Katherine flushed and looked perplexed; but she felt sure that her own secret was safe, for it had always been discussed behind locked doors, and all concerned were too interested in the success of it to betray her confidence.
“I have no knowledge of anything outside of my own province,” she replied. “I am to read a paper before the league on Tuesday evening.”
“Oh, say! what’s the subject?” Jennie queried, eagerly.
“Don’t you know, dear, it is a rule, in both the Junior and Senior Leagues, that no information regarding what occurs in their meetings can be made public without a vote of the members?” Katherine smilingly inquired.
“Yes; but I’ll never tell,” said the girl, in a confidential tone.
“No, I am sure you will not,” was the laughing retort.
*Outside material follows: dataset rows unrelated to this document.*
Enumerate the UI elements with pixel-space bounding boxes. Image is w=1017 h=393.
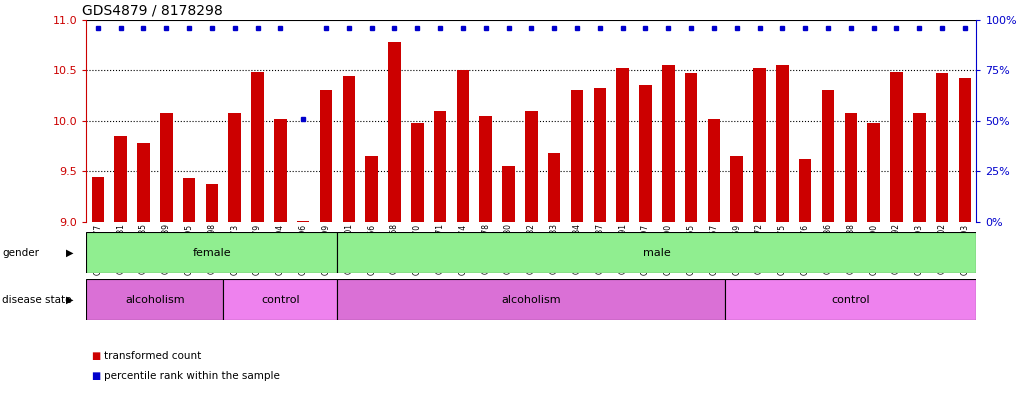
Text: gender: gender [2, 248, 39, 257]
Bar [457, 70, 469, 222]
Bar [640, 85, 652, 222]
Text: alcoholism: alcoholism [501, 295, 561, 305]
Bar [92, 176, 104, 222]
Bar [86, 232, 338, 273]
Text: transformed count: transformed count [104, 351, 201, 361]
Bar [411, 123, 423, 222]
Bar [224, 279, 338, 320]
Bar [365, 156, 378, 222]
Bar [275, 119, 287, 222]
Bar [525, 111, 538, 222]
Text: ▶: ▶ [66, 248, 73, 257]
Bar [571, 90, 584, 222]
Bar [616, 68, 629, 222]
Bar [86, 279, 224, 320]
Bar [338, 279, 725, 320]
Bar [662, 65, 674, 222]
Bar [708, 119, 720, 222]
Text: GDS4879 / 8178298: GDS4879 / 8178298 [82, 3, 223, 17]
Bar [684, 73, 698, 222]
Bar [844, 113, 857, 222]
Bar [776, 65, 788, 222]
Bar [343, 76, 355, 222]
Text: female: female [192, 248, 231, 257]
Bar [754, 68, 766, 222]
Bar [319, 90, 333, 222]
Bar [338, 232, 976, 273]
Bar [160, 113, 173, 222]
Text: ▶: ▶ [66, 295, 73, 305]
Bar [502, 166, 515, 222]
Bar [822, 90, 834, 222]
Bar [251, 72, 263, 222]
Text: male: male [643, 248, 671, 257]
Bar [548, 153, 560, 222]
Bar [137, 143, 149, 222]
Bar [114, 136, 127, 222]
Bar [594, 88, 606, 222]
Text: control: control [261, 295, 300, 305]
Text: ■: ■ [92, 351, 101, 361]
Bar [725, 279, 976, 320]
Text: ■: ■ [92, 371, 101, 382]
Bar [799, 159, 812, 222]
Bar [959, 78, 971, 222]
Bar [205, 184, 219, 222]
Bar [868, 123, 880, 222]
Bar [229, 113, 241, 222]
Bar [183, 178, 195, 222]
Bar [890, 72, 903, 222]
Text: disease state: disease state [2, 295, 71, 305]
Bar [936, 73, 949, 222]
Bar [297, 221, 309, 222]
Text: percentile rank within the sample: percentile rank within the sample [104, 371, 280, 382]
Bar [479, 116, 492, 222]
Bar [913, 113, 925, 222]
Bar [388, 42, 401, 222]
Text: alcoholism: alcoholism [125, 295, 185, 305]
Text: control: control [832, 295, 871, 305]
Bar [730, 156, 743, 222]
Bar [434, 111, 446, 222]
“Oh, you mean you won’t give me a chance,” said Jennie, with a good-natured grimace. “Well, whatever the subject may be, I am sure the paper will be O. K.”
“Thank you for your confidence in my ability, and, sometime, perhaps, you may be enlightened regarding what is at present a profound secret,” returned Katherine, encouragingly.
“Well, perhaps that is what those girls were talking about, but I’m pretty sure there’s more than that in the wind,” Jennie thoughtfully observed. “But”—all on the alert again—“I’ve found out that the sophs are planning to, kick up a bobbery, too—”
“Oh, Jennie!” interposed her companion, with laughing reproof.
“Yes, I know; that is awful slang. But what can you expect of a ‘freshie’? I’ve got to make the most of my time, too, you know, for when I get to be a junior I’ll have to begin the ’prune and prism’ act,” retorted the girl with a roguish wink. “Then”— suddenly straightening herself, drawing down the corners of her mouth, crossing her eyes, and assuming the air of a would-be prude—“the prospective infraction of law and order would have to be decorously stated something like this: ahem! ’Those irrepressible, irresponsible and notorious sophomores are secretly preparing to engage in exceedingly demoralizing, mischievous and reprehensible behavior, calculated to produce an unpleasant state of perturbation in the atmosphere of our household, inoculate a spirit of anarchy in their fellows, and detract from the dignity of our honored institution.’ How’s that for high?”
“Oh, I believe you are rightly named ’Wild Jennie’!” cried Katherine, laughing heartily, for the girl was irresistible in her drollery.
“All the same,” continued Miss Mischief, resuming her accustomed vivacity, “they really are up to something that will give the teachers a tremendous nightmare one of these fine nights. You just watch out, Miss Minturn—I’ve only got an inkling of the plot, but it’s great, and I’m going to be on hand to see it, even if I can’t be in it.”
“Look out, dear, that you do not get involved in something that you will be sorry for afterwards,” cautioned Katherine.